Camille: “Can I come during the day, from 5 to 7?”
Marcello: “The magic hour for lovers.”

Simon Cinema (Michel Piccoli) isn’t doing too well, confined to his mansion-museum with his butler (Truffaut/Duras vet Henri Garcin) and best friend Marcello Mastroianni (as himself, sort of). Film student Camille (Julie Gayet, the girl with the giant gag vase in My Best Friend) is hired to talk with Simon about movies for 101 nights, and her boyfriend (Mathieu Demy) takes advantage of her position to cast the legendary Mr. Cinema in his student film.
Michel and Marcello:

Garcin and Gayet:

But the plot is just an excuse for some fun. Every star of French cinema shows up, major films are mentioned (nothing is discussed in any depth – no time). Anouk “Lola” Aimée, Catherine Deneuve and Robert De Niro take a boat ride. Sandrine Bonnaire appears as both her Vagabond self and Joan of Arc. Piccoli drops the Simon shtick and the white wig for a minute and compares cinematic death scenes with Gérard Depardieu (“that old devil Demy!”) before a poster of their co-starring Seven Deaths film…
Gerard and Michel:

Sandrine d’Arc:

Hanna Schygulla (Fassbinder films, Passion) and Jeanne Moreau (Jules and Jim, The Lovers) play Simon’s ex-wives. There are seven dwarfs. There’s a conspiciously Bonheur-looking sunflower shot. Alain Delon arrives by helicopter (reminiscent, though it maybe shouldn’t be, of the out-of-place helicopter in Donkey Skin).
Gayet with Alain Delon:

Jeanne and Hanna:

It’s all very light and playful. I’m sure I missed a thousand references, but it keeps many of them obvious enough to remain accessible (if you didn’t catch the meaning when a bicycle is stolen outside the mansion, someone cries “italian neorealism strikes again!”).
Mathieu Demy meets Fanny Ardant:

The credits list how many seconds and frames were used from each featured film – impressive – and also all the stolen music cues.

tour bus guy: “Glad to see you on form.”
Simon: “Form of what?”
“Why, you seem content.”
“Form and content, a debate even older than I am.”
At Cannes:

NY Times: “While covering so many bases, Ms.
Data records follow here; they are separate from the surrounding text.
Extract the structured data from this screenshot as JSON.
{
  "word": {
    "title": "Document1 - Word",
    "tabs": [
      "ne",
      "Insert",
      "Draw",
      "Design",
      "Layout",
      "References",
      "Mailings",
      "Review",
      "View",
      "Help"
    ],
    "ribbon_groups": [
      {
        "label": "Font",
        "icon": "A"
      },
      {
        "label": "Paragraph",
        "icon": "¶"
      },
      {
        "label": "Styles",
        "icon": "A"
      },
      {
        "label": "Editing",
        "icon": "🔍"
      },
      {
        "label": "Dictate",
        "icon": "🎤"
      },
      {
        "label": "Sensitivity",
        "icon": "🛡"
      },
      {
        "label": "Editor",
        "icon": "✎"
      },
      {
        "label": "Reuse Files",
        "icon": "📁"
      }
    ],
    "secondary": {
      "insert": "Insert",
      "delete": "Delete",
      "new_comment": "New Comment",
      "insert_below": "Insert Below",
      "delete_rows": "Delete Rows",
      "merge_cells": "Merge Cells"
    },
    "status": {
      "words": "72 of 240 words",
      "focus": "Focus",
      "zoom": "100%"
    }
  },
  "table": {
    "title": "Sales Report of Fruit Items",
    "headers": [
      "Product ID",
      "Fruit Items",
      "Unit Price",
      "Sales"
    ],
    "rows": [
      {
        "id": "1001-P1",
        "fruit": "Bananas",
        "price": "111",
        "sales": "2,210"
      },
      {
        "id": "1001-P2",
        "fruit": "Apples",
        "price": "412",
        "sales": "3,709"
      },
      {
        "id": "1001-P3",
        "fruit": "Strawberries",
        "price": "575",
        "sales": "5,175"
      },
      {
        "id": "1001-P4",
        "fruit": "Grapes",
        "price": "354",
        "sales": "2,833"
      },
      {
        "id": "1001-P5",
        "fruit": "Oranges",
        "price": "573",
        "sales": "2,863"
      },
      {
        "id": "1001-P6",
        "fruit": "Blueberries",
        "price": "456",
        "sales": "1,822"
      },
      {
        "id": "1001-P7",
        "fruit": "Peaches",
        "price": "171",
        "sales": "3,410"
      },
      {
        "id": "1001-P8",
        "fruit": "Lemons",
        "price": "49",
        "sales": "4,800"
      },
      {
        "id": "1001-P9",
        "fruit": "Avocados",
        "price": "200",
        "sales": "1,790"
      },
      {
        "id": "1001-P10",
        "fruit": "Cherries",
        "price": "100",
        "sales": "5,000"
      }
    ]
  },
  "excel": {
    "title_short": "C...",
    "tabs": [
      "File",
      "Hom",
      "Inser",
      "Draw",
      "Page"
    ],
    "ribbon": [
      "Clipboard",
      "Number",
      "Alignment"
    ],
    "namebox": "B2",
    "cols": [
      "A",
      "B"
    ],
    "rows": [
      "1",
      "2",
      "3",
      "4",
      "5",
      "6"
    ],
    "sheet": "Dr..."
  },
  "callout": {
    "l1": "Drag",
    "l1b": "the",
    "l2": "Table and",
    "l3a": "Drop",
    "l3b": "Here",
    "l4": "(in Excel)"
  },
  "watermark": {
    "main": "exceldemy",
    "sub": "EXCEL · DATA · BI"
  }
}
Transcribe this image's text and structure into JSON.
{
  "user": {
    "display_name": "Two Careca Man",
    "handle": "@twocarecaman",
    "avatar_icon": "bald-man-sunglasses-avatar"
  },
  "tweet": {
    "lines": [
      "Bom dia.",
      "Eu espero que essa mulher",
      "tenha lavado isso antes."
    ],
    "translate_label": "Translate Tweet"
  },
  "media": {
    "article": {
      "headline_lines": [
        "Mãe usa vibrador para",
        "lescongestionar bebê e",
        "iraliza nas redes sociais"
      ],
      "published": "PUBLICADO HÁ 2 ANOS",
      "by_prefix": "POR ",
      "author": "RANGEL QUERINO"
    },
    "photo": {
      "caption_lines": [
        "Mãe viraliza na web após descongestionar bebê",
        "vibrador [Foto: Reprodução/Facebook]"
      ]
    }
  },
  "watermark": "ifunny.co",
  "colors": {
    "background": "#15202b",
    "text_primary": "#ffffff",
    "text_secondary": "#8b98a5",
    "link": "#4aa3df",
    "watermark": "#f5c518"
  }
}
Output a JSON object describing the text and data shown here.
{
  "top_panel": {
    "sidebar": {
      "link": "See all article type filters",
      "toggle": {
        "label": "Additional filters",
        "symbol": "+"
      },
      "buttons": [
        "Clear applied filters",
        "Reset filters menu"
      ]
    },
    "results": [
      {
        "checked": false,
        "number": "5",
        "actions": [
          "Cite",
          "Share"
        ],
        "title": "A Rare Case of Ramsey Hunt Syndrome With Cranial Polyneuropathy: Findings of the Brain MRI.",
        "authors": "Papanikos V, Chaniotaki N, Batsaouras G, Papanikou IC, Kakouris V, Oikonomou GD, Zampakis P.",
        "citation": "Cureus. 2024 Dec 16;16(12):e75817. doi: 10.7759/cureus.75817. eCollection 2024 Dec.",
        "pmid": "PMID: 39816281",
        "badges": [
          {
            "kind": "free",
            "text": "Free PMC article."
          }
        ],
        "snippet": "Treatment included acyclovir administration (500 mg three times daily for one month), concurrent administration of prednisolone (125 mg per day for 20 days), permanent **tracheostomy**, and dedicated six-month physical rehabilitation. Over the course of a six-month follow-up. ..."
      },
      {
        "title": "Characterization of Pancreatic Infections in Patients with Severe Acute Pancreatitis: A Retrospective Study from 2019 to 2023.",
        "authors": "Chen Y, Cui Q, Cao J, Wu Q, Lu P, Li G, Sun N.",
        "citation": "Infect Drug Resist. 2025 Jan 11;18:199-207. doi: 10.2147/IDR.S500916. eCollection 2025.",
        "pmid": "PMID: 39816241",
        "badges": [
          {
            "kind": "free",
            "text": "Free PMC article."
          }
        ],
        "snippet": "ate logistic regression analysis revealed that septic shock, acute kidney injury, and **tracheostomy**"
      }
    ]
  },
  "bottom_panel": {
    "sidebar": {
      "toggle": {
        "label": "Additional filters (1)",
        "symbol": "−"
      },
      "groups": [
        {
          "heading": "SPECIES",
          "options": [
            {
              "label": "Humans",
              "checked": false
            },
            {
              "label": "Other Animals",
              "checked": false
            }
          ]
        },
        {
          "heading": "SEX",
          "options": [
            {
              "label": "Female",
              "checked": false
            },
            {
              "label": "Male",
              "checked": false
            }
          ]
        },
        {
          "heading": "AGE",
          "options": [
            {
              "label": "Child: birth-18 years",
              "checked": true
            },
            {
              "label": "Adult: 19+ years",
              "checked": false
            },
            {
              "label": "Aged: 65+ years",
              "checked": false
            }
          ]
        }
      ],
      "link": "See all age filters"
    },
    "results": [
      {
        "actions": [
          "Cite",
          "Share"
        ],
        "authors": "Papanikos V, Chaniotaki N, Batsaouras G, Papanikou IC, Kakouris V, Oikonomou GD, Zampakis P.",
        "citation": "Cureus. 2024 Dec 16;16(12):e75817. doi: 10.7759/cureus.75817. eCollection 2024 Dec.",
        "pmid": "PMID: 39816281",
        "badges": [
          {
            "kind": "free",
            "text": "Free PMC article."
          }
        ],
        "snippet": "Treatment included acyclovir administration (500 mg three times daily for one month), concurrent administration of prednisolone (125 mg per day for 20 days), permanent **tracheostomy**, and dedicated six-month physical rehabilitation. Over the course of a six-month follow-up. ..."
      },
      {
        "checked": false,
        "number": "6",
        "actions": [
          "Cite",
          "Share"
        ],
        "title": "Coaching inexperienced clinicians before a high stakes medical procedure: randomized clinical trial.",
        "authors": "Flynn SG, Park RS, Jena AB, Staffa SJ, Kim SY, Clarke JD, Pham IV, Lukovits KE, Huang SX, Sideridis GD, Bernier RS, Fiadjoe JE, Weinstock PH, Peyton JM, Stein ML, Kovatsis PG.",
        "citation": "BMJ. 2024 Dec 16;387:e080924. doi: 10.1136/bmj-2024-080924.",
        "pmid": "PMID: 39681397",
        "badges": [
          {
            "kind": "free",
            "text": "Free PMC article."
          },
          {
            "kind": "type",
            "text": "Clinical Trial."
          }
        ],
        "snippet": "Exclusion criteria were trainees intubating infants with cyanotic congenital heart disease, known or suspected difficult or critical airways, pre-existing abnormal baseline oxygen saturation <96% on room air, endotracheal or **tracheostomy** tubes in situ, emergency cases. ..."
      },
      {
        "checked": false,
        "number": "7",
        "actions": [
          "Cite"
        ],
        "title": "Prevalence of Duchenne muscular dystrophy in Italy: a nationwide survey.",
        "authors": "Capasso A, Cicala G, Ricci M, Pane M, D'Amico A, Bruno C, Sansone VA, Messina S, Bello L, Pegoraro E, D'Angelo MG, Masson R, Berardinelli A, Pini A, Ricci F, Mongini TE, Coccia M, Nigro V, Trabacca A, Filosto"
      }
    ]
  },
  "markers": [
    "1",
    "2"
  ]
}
Varda never makes more than a glancing allusion to anything, and at times the film is such an overloaded grab bag that it grows exasperating. Or even baffling; for unknown reasons, Stephen Dorff turns up in a pantheon of great Hollywood stars.”

LA Times: “Michel Piccoli plays Monsieur Cinema, who embodies the history and spirit of film, and in particular, that Fabulous Invalid, the French motion picture industry itself. (Since Varda is such a playful director, Piccoli is sometimes simply himself.) Monsieur Cinema may have been inspired by the director of the landmark Napoleon, the late Abel Gance, whom Piccoli resembles when he puts on a long silver-white wig.”